L’Agenzia Italiana del Farmaco (AIFA) ha autorizzato la rimborsabilità della soluzione per uso sottocutaneo di natalizumab per il trattamento della sclerosi multipla recidivante remittente nei pazienti già in trattamento con la soluzione per via endovenosa.

Disponibile in Europa dal 2006, l’anticorpo monoclonale è uno dei farmaci più diffusi per il trattamento della sclerosi multipla recidivante remittente. La soluzione per iniezione sottocutanea potrebbe semplificare l’accesso alla terapia in quanto somministrabile anche in centri che non hanno sale infusionali e adeguato supporto infermieristico.

Secondo i dati diffusi dall’azienda produttrice Biogen, poi, la nuova soluzione di natalizumab permetterebbe di ridurre del 49% il tempo di somministrazione, rendendo inoltre non necessario il periodo di osservazione post-infusionale.

L’approvazione della rimborsabilità della nuova formulazione per uso sottocutaneo da parte dell’AIFA si basa sui risultati dei trial DELIVER e REFINE, i quali hanno messo in evidenza la comparabilità con la somministrazione endovenosa (1,2).
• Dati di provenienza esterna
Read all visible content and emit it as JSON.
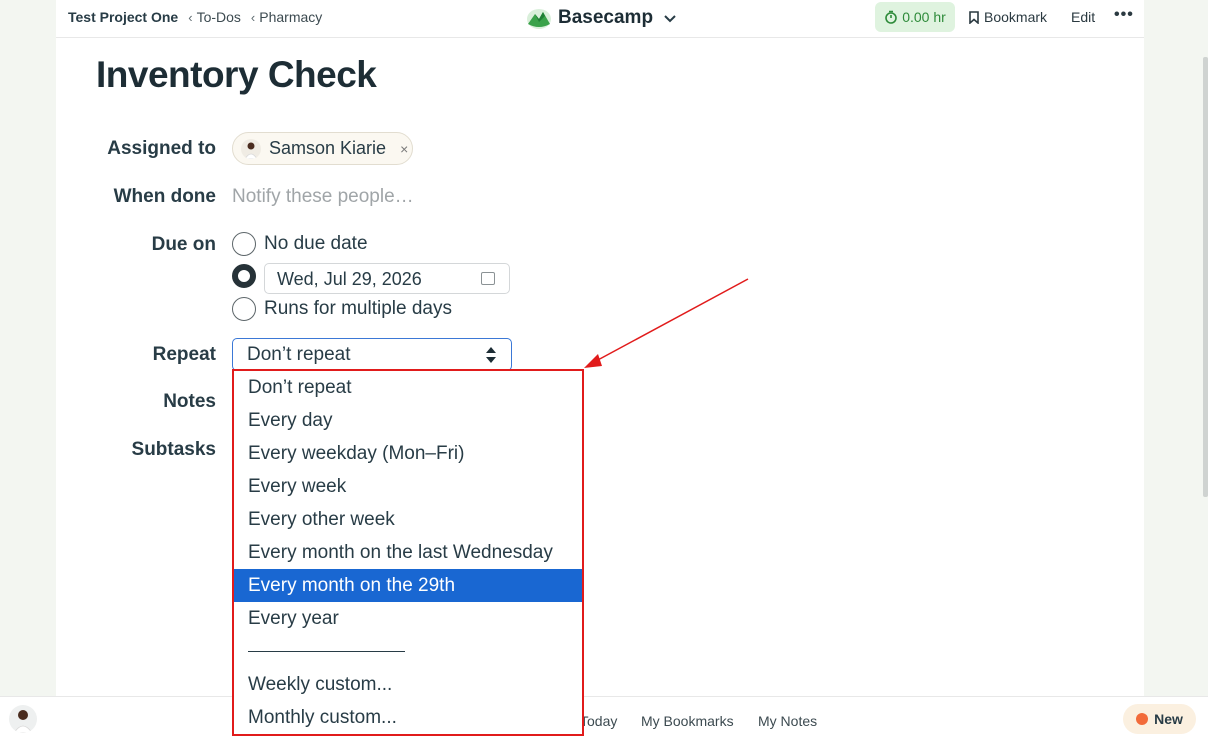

Nel corso dell’ultimo Congresso annuale dell’European Academy of Neurology, poi, sono stati presentati i risultati di un’analisi post-hoc dello studio REFINE, realizzata da un gruppo italiano su un campione di 99 persone con sclerosi multipla recidivante-remittente, i quali hanno dimostrato la non inferiorità della via di somministrazione sottocutanea rispetto a quella endovenosa.

Bibliografia

1. Plavina T, Fox EJ, Lucas N, et al. A Randomized Trial Evaluating Various Administration Routes of Natalizumab in Multiple Sclerosis. J Clin Pharmacol 2016; 56(10): 1254-62.
2. Trojano M, Ramió-Torrentà L, Grimaldi LM, et al. A randomized study of natalizumab dosing regimens for relapsing-remitting multiple sclerosis. Mult Scler 2021; 27(14): 2240-2253.